Are the phishing emails just coincidence? (I’m a Mac OSX user.)
After all these years of futzing around with Internet and network security, WHY are we still no farther in our security savvy? I’ve been in network security for 20 years, and the “experts” still seem to lack the basics of common sense security strategies and practices, even in their own personal security practices.
What difference does it make for everyone to rush to change eBay passwords, when stolen passwords were encrypted? eBay’s notifications to do so are but pacification to their customers and the media, a cover-yer-ass pill.
The valuable stolen information was NOT encrypted — the personal information stolen is worth fortunes!

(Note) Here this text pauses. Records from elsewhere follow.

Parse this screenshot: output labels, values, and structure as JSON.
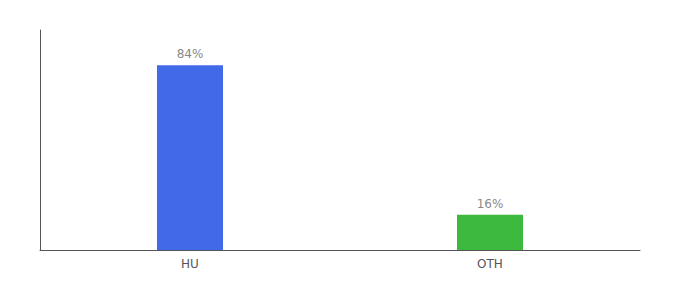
{
  "chart_data": {
    "type": "bar",
    "categories": [
      "HU",
      "OTH"
    ],
    "values": [
      84,
      16
    ],
    "value_labels": [
      "84%",
      "16%"
    ],
    "colors": [
      "#4169e8",
      "#3dba3d"
    ],
    "ylim": [
      0,
      100
    ],
    "yticks": [],
    "grid": false,
    "data_labels": true,
    "tick_labels": "x"
  }
}
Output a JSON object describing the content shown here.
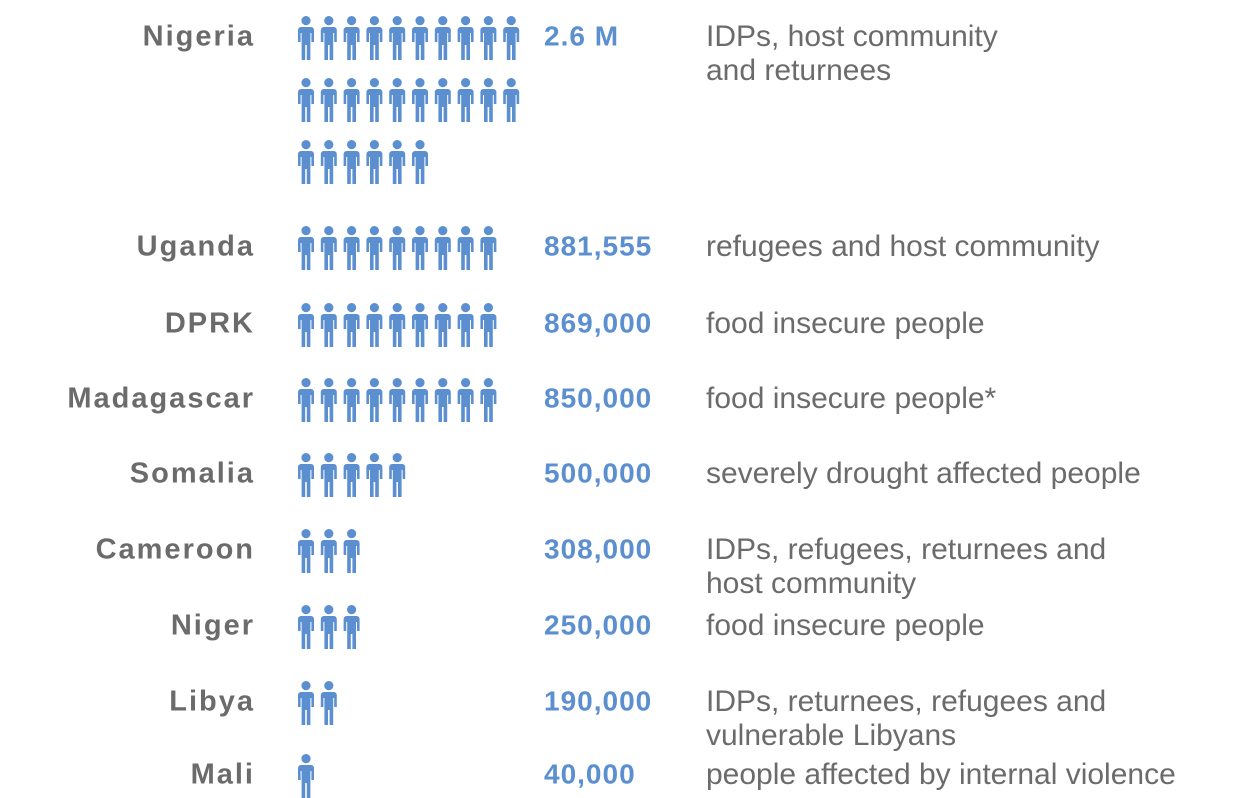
{
  "chart_data": {
    "type": "pictogram",
    "categories": [
      "Nigeria",
      "Uganda",
      "DPRK",
      "Madagascar",
      "Somalia",
      "Cameroon",
      "Niger",
      "Libya",
      "Mali"
    ],
    "values": [
      2600000,
      881555,
      869000,
      850000,
      500000,
      308000,
      250000,
      190000,
      40000
    ],
    "value_labels": [
      "2.6 M",
      "881,555",
      "869,000",
      "850,000",
      "500,000",
      "308,000",
      "250,000",
      "190,000",
      "40,000"
    ],
    "icon_counts": [
      26,
      9,
      9,
      9,
      5,
      3,
      3,
      2,
      1
    ],
    "descriptions": [
      [
        "IDPs, host community",
        "and returnees"
      ],
      [
        "refugees and host community"
      ],
      [
        "food insecure people"
      ],
      [
        "food insecure people*"
      ],
      [
        "severely drought affected people"
      ],
      [
        "IDPs, refugees, returnees and",
        "host community"
      ],
      [
        "food insecure people"
      ],
      [
        "IDPs, returnees, refugees and",
        "vulnerable Libyans"
      ],
      [
        "people affected by internal violence"
      ]
    ],
    "color": "#5b8fd0"
  }
}
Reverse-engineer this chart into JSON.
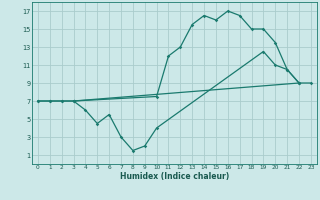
{
  "bg_color": "#cce8e8",
  "grid_color": "#aacccc",
  "line_color": "#1a7a6e",
  "xlim": [
    -0.5,
    23.5
  ],
  "ylim": [
    0.0,
    18.0
  ],
  "xticks": [
    0,
    1,
    2,
    3,
    4,
    5,
    6,
    7,
    8,
    9,
    10,
    11,
    12,
    13,
    14,
    15,
    16,
    17,
    18,
    19,
    20,
    21,
    22,
    23
  ],
  "yticks": [
    1,
    3,
    5,
    7,
    9,
    11,
    13,
    15,
    17
  ],
  "xlabel": "Humidex (Indice chaleur)",
  "line1_x": [
    0,
    1,
    2,
    3,
    10,
    11,
    12,
    13,
    14,
    15,
    16,
    17,
    18,
    19,
    20,
    21,
    22
  ],
  "line1_y": [
    7,
    7,
    7,
    7,
    7.5,
    12,
    13,
    15.5,
    16.5,
    16,
    17,
    16.5,
    15,
    15,
    13.5,
    10.5,
    9
  ],
  "line2_x": [
    0,
    1,
    2,
    3,
    22,
    23
  ],
  "line2_y": [
    7,
    7,
    7,
    7,
    9,
    9
  ],
  "line3_x": [
    3,
    4,
    5,
    6,
    7,
    8,
    9,
    10,
    19,
    20,
    21,
    22
  ],
  "line3_y": [
    7,
    6,
    4.5,
    5.5,
    3,
    1.5,
    2,
    4,
    12.5,
    11,
    10.5,
    9
  ],
  "marker": "D",
  "markersize": 1.8,
  "linewidth": 0.9
}
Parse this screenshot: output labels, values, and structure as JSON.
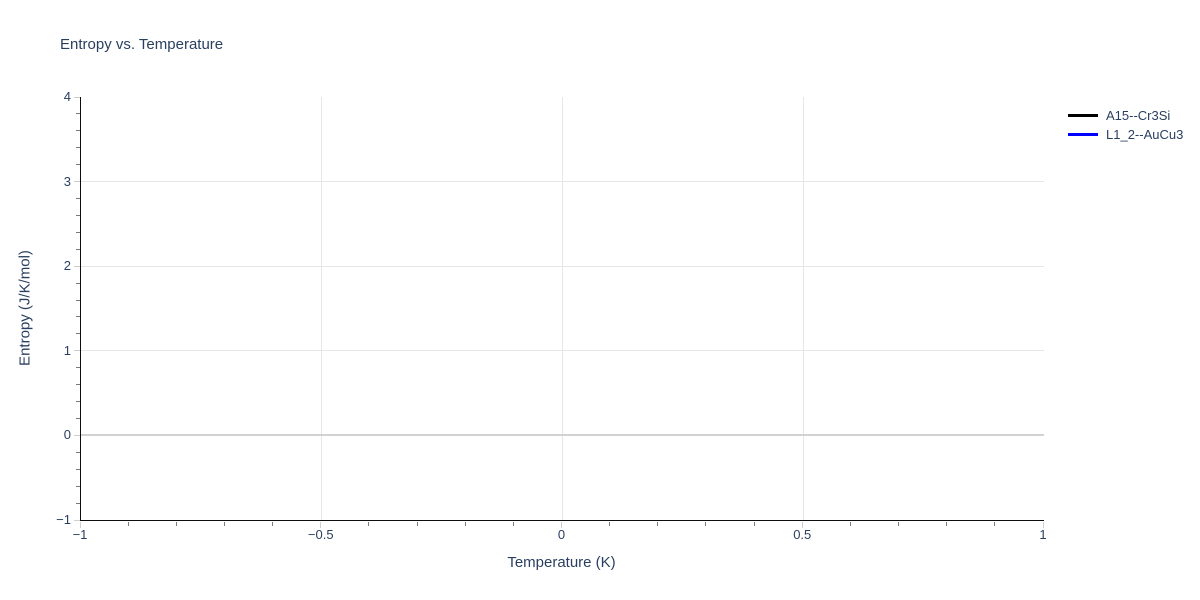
{
  "chart_data": {
    "type": "line",
    "title": "Entropy vs. Temperature",
    "xlabel": "Temperature (K)",
    "ylabel": "Entropy (J/K/mol)",
    "xlim": [
      -1,
      1
    ],
    "ylim": [
      -1,
      4
    ],
    "x_major_ticks": [
      -1,
      -0.5,
      0,
      0.5,
      1
    ],
    "x_tick_labels": [
      "−1",
      "−0.5",
      "0",
      "0.5",
      "1"
    ],
    "x_minor_step": 0.1,
    "y_major_ticks": [
      -1,
      0,
      1,
      2,
      3,
      4
    ],
    "y_tick_labels": [
      "−1",
      "0",
      "1",
      "2",
      "3",
      "4"
    ],
    "y_minor_step": 0.2,
    "grid": {
      "x_gridlines": [
        -0.5,
        0,
        0.5
      ],
      "y_gridlines": [
        0,
        1,
        2,
        3
      ],
      "zeroline_y": 0,
      "grid_on": true
    },
    "legend_position": "top-right",
    "series": [
      {
        "name": "A15--Cr3Si",
        "color": "#000000",
        "x": [],
        "y": []
      },
      {
        "name": "L1_2--AuCu3",
        "color": "#0000ff",
        "x": [],
        "y": []
      }
    ]
  },
  "colors": {
    "text": "#2a3f5f",
    "grid": "#e6e6e6",
    "zeroline": "#d2d2d2",
    "axis_line": "#0d0d0d",
    "background": "#ffffff",
    "series_a15": "#000000",
    "series_l12": "#0000ff"
  }
}
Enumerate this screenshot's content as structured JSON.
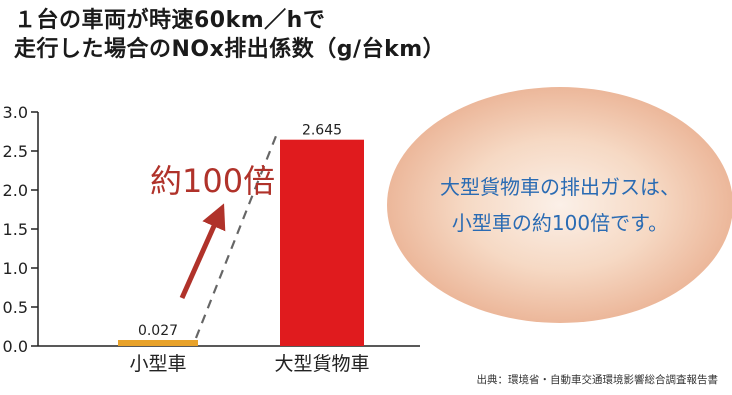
{
  "title_lines": [
    "１台の車両が時速60km／hで",
    "走行した場合のNOx排出係数（g/台km）"
  ],
  "chart_data": {
    "type": "bar",
    "title": "１台の車両が時速60km／hで走行した場合のNOx排出係数（g/台km）",
    "categories": [
      "小型車",
      "大型貨物車"
    ],
    "values": [
      0.027,
      2.645
    ],
    "value_labels": [
      "0.027",
      "2.645"
    ],
    "yticks": [
      "0.0",
      "0.5",
      "1.0",
      "1.5",
      "2.0",
      "2.5",
      "3.0"
    ],
    "ylim": [
      0,
      3.0
    ],
    "xlabel": "",
    "ylabel": "",
    "bar_colors": [
      "#e8a22a",
      "#e01b1e"
    ],
    "grid": false
  },
  "annotation": {
    "label": "約100倍",
    "color": "#b0322a"
  },
  "callout": {
    "lines": [
      "大型貨物車の排出ガスは、",
      "小型車の約100倍です。"
    ],
    "text_color": "#2a6bb3"
  },
  "source": "出典：環境省・自動車交通環境影響総合調査報告書"
}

By getting their hands on the personal stored information the criminals now can easily set up all kinds of accounts from the stolen ID information, and those accounts are far more revenue prolific!
Stolen IDs are the ugliest form of crime. The onus of ID proof and debt incurred falls on the victim. These cases often take years to settle! It ruins the victim’s life!
It’s not the same as a fraudulent charge on an existing credit card or funds taken from an existing bank account. Stolen personal information allows the criminal to set up NEW accounts in the victim’s name and exploit those accounts rapidly. The mounting debt is terrifying! New accounts pop up anywhere and everywhere using the stolen ID information. I’m far more worried about what someone will do with my personal information.
Security is dealing with humans, NOT technology!
I don’t know Reggie, do you suppose it matters anymore? I sure the crooks were smart enough to aggregate all this data into a hugh Excel or Access data base(or what ever), and it will never leave the internet, until you move, and change your phone number! The numbers of persons are so huge, that even the crooks have trouble doing it all. God forbid they invent an algorithm or data base analyzer, that gleans even more ‘profit’ from their ill gotten gains.